Chris was struck dumb. All he could do was nod.
“You can go now.” Mr. Duncan turned away, then asked, “If you’d like to know more about Mortsafemen, I could lend you a book.”
“Uh, sure.”
“Then I’ll see you tomorrow.” Mr. Duncan collected the assignments and locked them away in a cabinet in the corner.
/> “Sure,” Chris said, and left the room, still rattled by the reasonableness of Mr. Duncan’s remarks. And after Chris’s ridiculous performance. Oh crap!
* * * *
Malcolm Duncan watched Chris walk away. Good looking boy, if only he’d get rid of that hood and stand up straight. And those eyes!
From somewhere inside his head, a voice bellowed back at him, Oh Christ, what the hell are you doing?
“I’m not doing anything,” he whispered. “I just offered the boy a book.”
Well, don’t get involved! You’re an idiot. Gabe Boucher warned you about that boy. He’s trouble.
Duncan packed up his briefcase. “More likely he’s troubled. The whole school treats him badly. I’m just trying to be a good teacher! It’s my job. Find something that interests him. Stimulate his intellect. Help him get the chip off his shoulder. With my help, Chandler might accomplish something.”
Stimulate his intellect, my ass! Okay, so he might have something besides looks, but don’t kid yourself into thinking you’re actually interested in a student’s well-being.

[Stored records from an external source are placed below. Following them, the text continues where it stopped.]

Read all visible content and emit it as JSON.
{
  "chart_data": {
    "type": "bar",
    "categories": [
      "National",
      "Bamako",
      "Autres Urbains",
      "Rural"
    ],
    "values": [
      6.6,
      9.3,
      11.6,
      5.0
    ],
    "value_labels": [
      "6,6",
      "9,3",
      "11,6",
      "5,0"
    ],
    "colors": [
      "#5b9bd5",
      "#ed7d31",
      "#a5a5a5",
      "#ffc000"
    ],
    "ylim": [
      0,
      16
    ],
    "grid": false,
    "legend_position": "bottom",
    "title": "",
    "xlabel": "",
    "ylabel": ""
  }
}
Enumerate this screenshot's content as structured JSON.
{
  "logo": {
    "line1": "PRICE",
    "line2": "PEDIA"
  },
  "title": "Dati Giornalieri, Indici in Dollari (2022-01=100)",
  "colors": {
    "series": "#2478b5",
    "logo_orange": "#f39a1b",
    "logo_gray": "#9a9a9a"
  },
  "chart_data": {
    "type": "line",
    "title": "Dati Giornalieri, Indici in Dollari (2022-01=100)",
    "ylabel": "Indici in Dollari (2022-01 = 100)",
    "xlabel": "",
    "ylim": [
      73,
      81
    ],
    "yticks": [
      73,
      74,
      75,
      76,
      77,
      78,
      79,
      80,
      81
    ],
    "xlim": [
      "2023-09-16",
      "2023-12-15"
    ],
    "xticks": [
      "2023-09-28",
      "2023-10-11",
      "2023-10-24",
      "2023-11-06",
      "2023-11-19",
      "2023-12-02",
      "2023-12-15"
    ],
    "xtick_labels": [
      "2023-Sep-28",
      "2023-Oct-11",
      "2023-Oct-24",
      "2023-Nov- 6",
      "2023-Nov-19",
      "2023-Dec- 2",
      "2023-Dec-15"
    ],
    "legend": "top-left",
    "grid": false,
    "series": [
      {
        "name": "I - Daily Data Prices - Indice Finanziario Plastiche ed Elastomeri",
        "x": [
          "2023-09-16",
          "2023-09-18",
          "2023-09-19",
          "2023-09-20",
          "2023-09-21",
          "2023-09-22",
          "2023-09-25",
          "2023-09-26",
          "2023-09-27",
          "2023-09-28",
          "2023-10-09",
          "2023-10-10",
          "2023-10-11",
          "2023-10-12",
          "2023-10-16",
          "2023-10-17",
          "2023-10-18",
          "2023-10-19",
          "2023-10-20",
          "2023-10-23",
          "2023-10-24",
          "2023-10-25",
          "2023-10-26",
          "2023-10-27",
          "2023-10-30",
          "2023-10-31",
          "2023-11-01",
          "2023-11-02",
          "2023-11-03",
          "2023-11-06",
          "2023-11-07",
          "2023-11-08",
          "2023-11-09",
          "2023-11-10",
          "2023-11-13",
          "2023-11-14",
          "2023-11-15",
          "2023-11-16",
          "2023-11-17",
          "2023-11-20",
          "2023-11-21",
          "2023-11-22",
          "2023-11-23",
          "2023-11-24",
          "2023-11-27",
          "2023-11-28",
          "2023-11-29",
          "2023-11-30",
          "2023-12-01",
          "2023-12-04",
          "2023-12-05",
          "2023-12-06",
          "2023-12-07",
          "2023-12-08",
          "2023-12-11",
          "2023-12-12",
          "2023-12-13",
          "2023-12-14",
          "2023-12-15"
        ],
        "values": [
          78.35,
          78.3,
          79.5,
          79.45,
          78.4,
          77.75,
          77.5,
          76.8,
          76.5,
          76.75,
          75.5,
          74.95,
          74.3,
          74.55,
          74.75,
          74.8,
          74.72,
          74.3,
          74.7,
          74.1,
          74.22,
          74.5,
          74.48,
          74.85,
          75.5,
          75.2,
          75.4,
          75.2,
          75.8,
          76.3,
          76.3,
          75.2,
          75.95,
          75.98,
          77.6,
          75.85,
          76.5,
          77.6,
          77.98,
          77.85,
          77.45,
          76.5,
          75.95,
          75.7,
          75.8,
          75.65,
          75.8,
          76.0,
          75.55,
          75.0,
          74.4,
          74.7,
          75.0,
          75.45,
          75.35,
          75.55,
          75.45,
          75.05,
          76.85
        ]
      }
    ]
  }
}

Not again!
Malcolm Duncan had no illusions. He wasn’t in this job because he cared about teaching, or young minds, or much of anything else these days. He was in the job because his undistinguished academic career at a middling university in Scotland had come to an ignominious end in a scandal involving a male student, and he was hiding out on the Maine coast, trying to finish a book on Catholic ritual that he’d been picking at for decades—ever since he’d left the priesthood—in a vain attempt to recover something of his self-esteem. After getting sacked, he’d needed a job, any job, and as a kindness, an old acquaintance from their seminary days together had offered Duncan this part-time position teaching high school social studies.